(AWS/ex_aws_s3) when S3 object's path contains double slash, S3 download_file throws an error

Hello,

I posted bug report for ex_aws_s3 at: https://github.com/ex-aws/ex_aws_s3/issues/58

Could anybody please take a look and suggest whether you encountered the same issue.
Thank you.

Have you tried escaping the / characters?

Thank you for review.

Trying to escape a double slash which is in S3 path

audit-function-test//dima-elixir/file-to-test

with

ExAws.S3.download_file("audit-function-test", "\/dima-elixir/file-to-test", "/home/user/temp/1/file_1") |> ExAws.request

or

ExAws.S3.download_file("audit-function-test", "//dima-elixir/file-to-test", "/home/user/temp/1/file_1") |> ExAws.request

or

ExAws.S3.download_file("audit-function-test", ~s("/dima-elixir/file-to-test"), "/home/user/temp/1/file_1") |> ExAws.request

or

ExAws.S3.download_file("audit-function-test", ~S("/dima-elixir/file-to-test"), "/home/user/temp/1/file_1") |> ExAws.request

and NON of the expression works giving this exception:

** (ExAws.Error) ExAws Request Error!

{:error, {:http_error, 404, %{headers: [{"x-amz-request-id", "F9CF634FAF5AA1A8"}, {"x-amz-id-2", "e9A+PgIECsY2yJm/XhJIeLOR1OeNAov2WtO/3hdSn4gWzWppfWYUpIocj8Yy3x5NQbgDVzrHfOo="}, {"Content-Type", "application/xml"}, {"Transfer-Encoding", "chunked"}, {"Date", "Fri, 17 May 2019 17:30:20 GMT"}, {"Server", "AmazonS3"}], status_code: 404}}}

    (ex_aws) lib/ex_aws.ex:66: ExAws.request!/2
    (ex_aws_s3) lib/ex_aws/s3/download.ex:51: ExAws.S3.Download.get_file_size/3
    (ex_aws_s3) lib/ex_aws/s3/download.ex:28: ExAws.S3.Download.build_chunk_stream/2
    (ex_aws_s3) lib/ex_aws/s3/download.ex:68: ExAws.Operation.ExAws.S3.Download.perform/2

Try:

"%2Fdima-elixir/file-to-test"


aws s3 cp s3://audit-function-test//dima-elixir/file-to-test

uses an S3 URI - which isn’t a URL.

When converting to an S3 http URL the duplicated slashes are stripped out as part of URL normalization.

Ultimately I would stay away from keys that don’t easily convert to http paths.

Object Key Naming Guidelines

1 Like

Thank you for review of my issue.

Sorry to say but using encoding

Try:
"%2Fdima-elixir/file-to-test"

does not work either (I tried it before) and was getting the same exceptions

When converting to an S3 http URL the duplicated slashes are stripped out as part of URL normalization .

Thank you sharing src, at least we know that this is a bug which should be fixed.

Ultimately I would stay away from keys that don’t easily convert to http paths.
Object Key Naming Guidelines

Thank you for suggestion, but reality is slightly different than on the paper.
First, double slash in URL is a valid sequence (however not recommend) and should be supported.

Example:

use@u38ac28ac89bd5d:~/workplace/Elixir/src/Elixir/poc$ aws s3 cp s3://audit-function-test//dima-elixir/file-to-test ~/temp/test
download: s3://audit-function-test//dima-elixir/file-to-test to ../../../../../temp/test
use@u38ac28ac89bd5d:~/workplace/Elixir/src/Elixir/poc$ echo $?
0

So you can see that AWS CLI (based on Python) can cope with double slashes (same Java’s AWS SDK API).

Second, I would gladly avoid double slash in my bucket’s naming schema but unfortunately we have production buckets with such naming schema and what I am doing now is prototyping existing Java system(s) in Elixir to get idea whether we can adopt Elixir.

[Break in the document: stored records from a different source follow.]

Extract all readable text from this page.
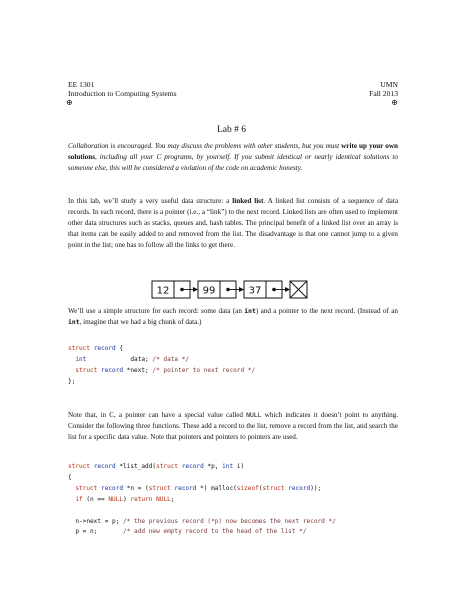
EE 1301	UMN
Introduction to Computing Systems	Fall 2013
⊕	⊕
Lab # 6

Collaboration is encouraged. You may discuss the problems with other students, but you must write up your own solutions, including all your C programs, by yourself. If you submit identical or nearly identical solutions to someone else, this will be considered a violation of the code on academic honesty.

In this lab, we’ll study a very useful data structure: a linked list. A linked list consists of a sequence of data records. In each record, there is a pointer (i.e., a “link”) to the next record. Linked lists are often used to implement other data structures such as stacks, queues and, hash tables. The principal benefit of a linked list over an array is that items can be easily added to and removed from the list. The disadvantage is that one cannot jump to a given point in the list; one has to follow all the links to get there.

12	99	37

We’ll use a simple structure for each record: some data (an int) and a pointer to the next record. (Instead of an int, imagine that we had a big chunk of data.)

struct record {
int            data; /* data */
struct record *next; /* pointer to next record */
};

Note that, in C, a pointer can have a special value called NULL which indicates it doesn’t point to anything. Consider the following three functions. These add a record to the list, remove a record from the list, and search the list for a specific data value. Note that pointers and pointers to pointers are used.

struct record *list_add(struct record *p, int i)
{
struct record *n = (struct record *) malloc(sizeof(struct record));
if (n == NULL) return NULL;

n->next = p; /* the previous record (*p) now becomes the next record */
p = n;       /* add new empty record to the head of the list */
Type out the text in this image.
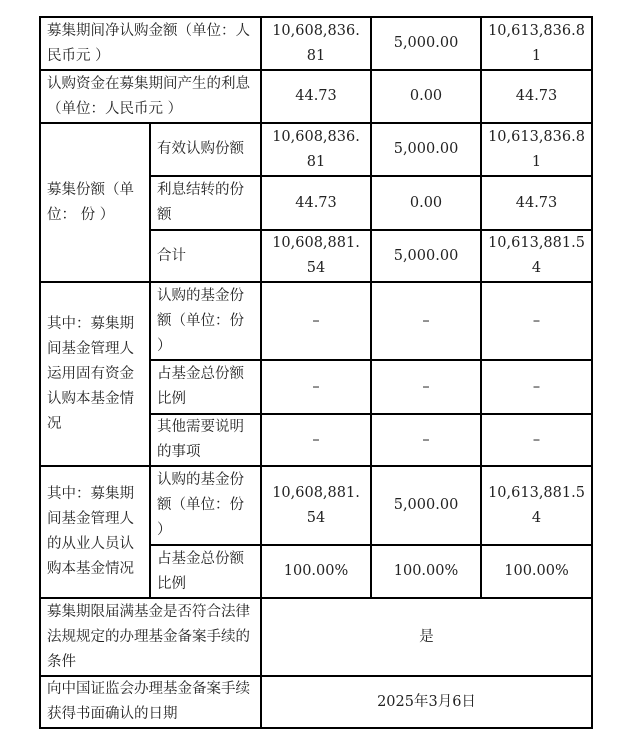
募集期间净认购金额（单位：人民币元 ）		10,608,836.81	5,000.00	10,613,836.81
认购资金在募集期间产生的利息（单位：人民币元 ）		44.73	0.00	44.73
募集份额（单位： 份 ）	有效认购份额	10,608,836.81	5,000.00	10,613,836.81
	利息结转的份额	44.73	0.00	44.73
	合计	10,608,881.54	5,000.00	10,613,881.54
其中：募集期间基金管理人运用固有资金认购本基金情况	认购的基金份额（单位：份 ）	–	–	–
	占基金总份额比例	–	–	–
	其他需要说明的事项	–	–	–
其中：募集期间基金管理人的从业人员认购本基金情况	认购的基金份额（单位：份 ）	10,608,881.54	5,000.00	10,613,881.54
	占基金总份额比例	100.00%	100.00%	100.00%
募集期限届满基金是否符合法律法规规定的办理基金备案手续的条件		是		
向中国证监会办理基金备案手续获得书面确认的日期		2025年3月6日		
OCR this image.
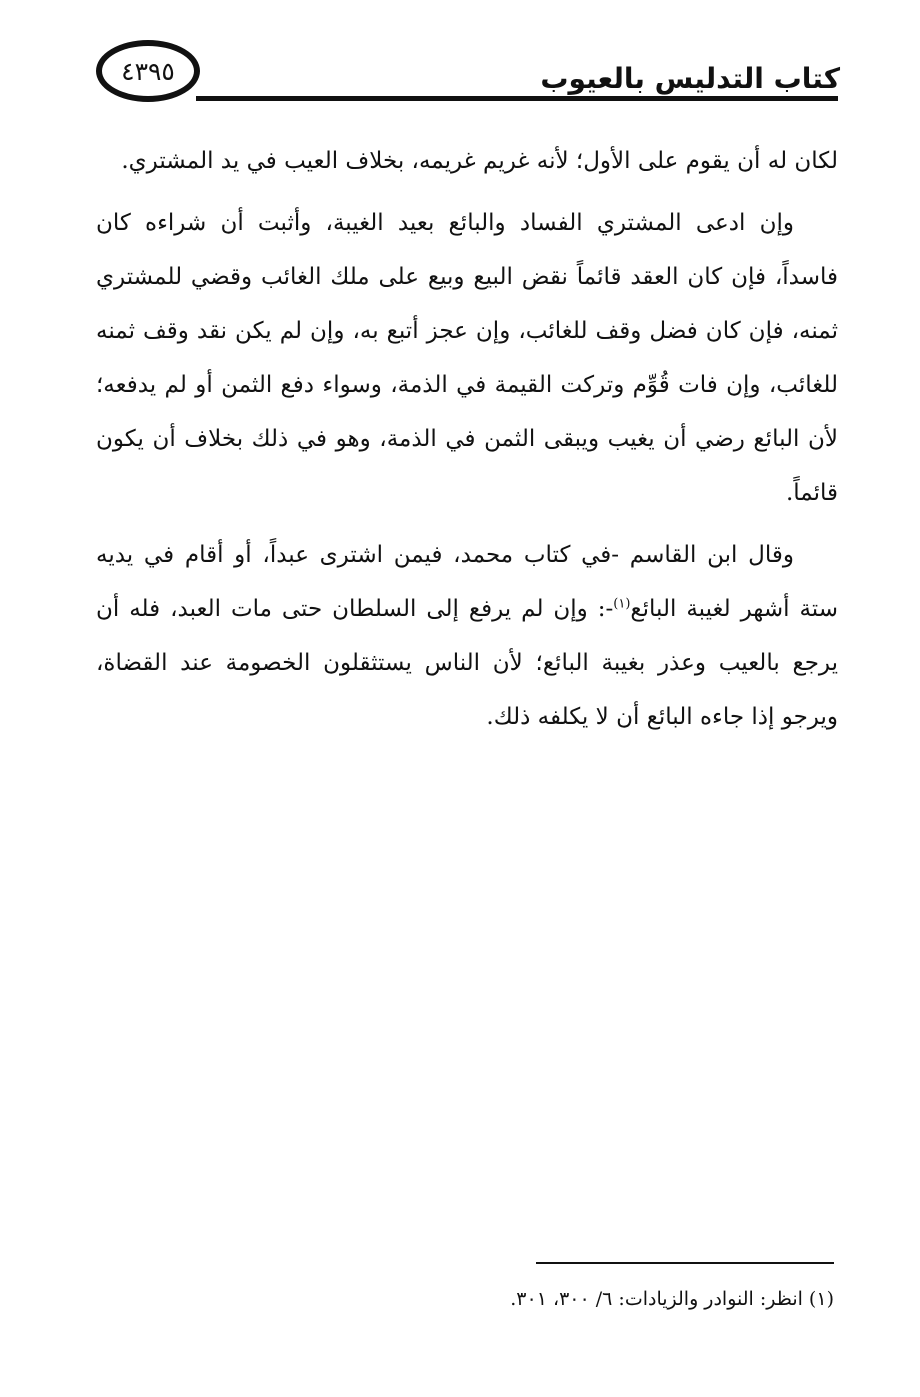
٤٣٩٥	كتاب التدليس بالعيوب

لكان له أن يقوم على الأول؛ لأنه غريم غريمه، بخلاف العيب في يد المشتري.

وإن ادعى المشتري الفساد والبائع بعيد الغيبة، وأثبت أن شراءه كان فاسداً، فإن كان العقد قائماً نقض البيع وبيع على ملك الغائب وقضي للمشتري ثمنه، فإن كان فضل وقف للغائب، وإن عجز أتبع به، وإن لم يكن نقد وقف ثمنه للغائب، وإن فات قُوِّم وتركت القيمة في الذمة، وسواء دفع الثمن أو لم يدفعه؛ لأن البائع رضي أن يغيب ويبقى الثمن في الذمة، وهو في ذلك بخلاف أن يكون قائماً.

وقال ابن القاسم -في كتاب محمد، فيمن اشترى عبداً، أو أقام في يديه ستة أشهر لغيبة البائع$^{(١)}$-: وإن لم يرفع إلى السلطان حتى مات العبد، فله أن يرجع بالعيب وعذر بغيبة البائع؛ لأن الناس يستثقلون الخصومة عند القضاة، ويرجو إذا جاءه البائع أن لا يكلفه ذلك.

(١) انظر: النوادر والزيادات: ٦/ ٣٠٠، ٣٠١.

I can not avoid such bucket because they have real prod data with real volume I need, and in case of POC success I will need use them anyway.

So now question is whether this bug can be fixed in ex_aws/ex_aws_s3 library and when?

Thank you.

The Go AWS SDK needs a configuration of DisableRestProtocolURICleaning to permit object keys with a leading forward slash.

So to become unblocked I’d see if removing the path normalization works so that your POC can progress. In what manner (removal or configuration) if any this issue will be addressed should be discussed in the issue on github. I’m sure that a PR would be welcome.

Thank you for your advice. I believe I’ll proceed with fix to use configuration for normalization and PR.